Pretty much in every movie or TV show where birth is being portrayed, we see the birthing person flat on her back, legs spread wide and people are yelling at her to “PUSH!” It’s no wonder that is how people think they should approach birth. But let’s pull back the curtain a bit of after effects of pushing in such a way. Have you ever thought what might happen to someone’s perineum if they are pushing a baby through a taught, overly stretched pelvic floor?

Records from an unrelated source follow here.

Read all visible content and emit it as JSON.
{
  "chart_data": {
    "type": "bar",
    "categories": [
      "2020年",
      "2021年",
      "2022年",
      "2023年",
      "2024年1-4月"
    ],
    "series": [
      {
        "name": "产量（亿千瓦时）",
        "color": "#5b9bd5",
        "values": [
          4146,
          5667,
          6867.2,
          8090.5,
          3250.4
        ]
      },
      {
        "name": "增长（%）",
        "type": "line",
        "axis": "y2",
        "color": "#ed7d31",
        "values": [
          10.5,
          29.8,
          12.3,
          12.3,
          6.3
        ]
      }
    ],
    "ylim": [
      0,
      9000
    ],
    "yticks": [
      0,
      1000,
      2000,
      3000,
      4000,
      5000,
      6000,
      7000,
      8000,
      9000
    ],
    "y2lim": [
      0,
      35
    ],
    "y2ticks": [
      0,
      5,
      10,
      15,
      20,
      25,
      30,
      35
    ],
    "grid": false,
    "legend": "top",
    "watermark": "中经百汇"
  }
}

In this episode of Yoga|Birth|Babies, I speak with midwife, author and Senior Lecturer and Discipline Leader in Midwifery at the University of the Sunshine Coast, Australia, Dr. Rachel Reed. Rachel talks about best practices to protect a very important part of your body, your perineum. She explains which pushing positions are less likely to create tears and dispels the myth that supporting the perineum or massaging it during crowning lead to better outcomes. She also explains why informed consent is a vital part of the care provider/ birthing person relationship.

In this episode:

  • What is an episiotomy and when would it be advised?
  • The fallacy that an episiotomy is an easier tear to control and repair.
  • Where and what is the perineum.
  • What to do prenatally to help keep the perineum supported and healthy.
  • Yay or nay to perineal massage?
  • What to do during the actual labor and birth to help protect the perineum.
  • What role does induction play in protecting the perineum?
  • How different pushing positions effect the possibility of tearing?
  • Which pushing positions are more likely to decrease the risk of tearing and over straining the perineum?
  • What does it mean to have a “baggy perineum”?
  • The effect of directed pushing on the perineum.
  • What birthing people who have an epidural can and can not do versus those who have spontaneous pushing.
  • The use of warm compresses used on the perineum during pushing.
  • Supporting the perineum or to go hands off?
  • The importance of informed consent.
  • How to talk to your care provider about respecting your wishes and taking responsibility for your body.
  • 3rd and 4th degree tears of the perineum and what defines these types of tears.
  • The risk factors of severe perineal trauma.
  • Suggestions for pregnant people to best communicate with care providers to assure they are on board with not over managing the perineum.
  • How the midwifery approach to perineal care differs from a standard medical care.
  • The OAIS Bundle – how these practices are aimed to support the decrease of 3rd and 4th degree tears? Are these new practices working?
  • Where to find Rachel’s work.
  • And meet Eddie- my new best animal friend!

Additional resources

About Dr Rachel Reed:

Dr Rachel Reed is a Senior Lecturer and Discipline Leader in Midwifery at the University of the Sunshine Coast, Australia. She has practiced midwifery in a range of models and settings in the United Kingdom and Australia. Rachel is committed to the promotion of physiological birth, and of women’s innate ability to birth and mother. She is a writer and presenter, and is the author of the MidwifeThinking blog site.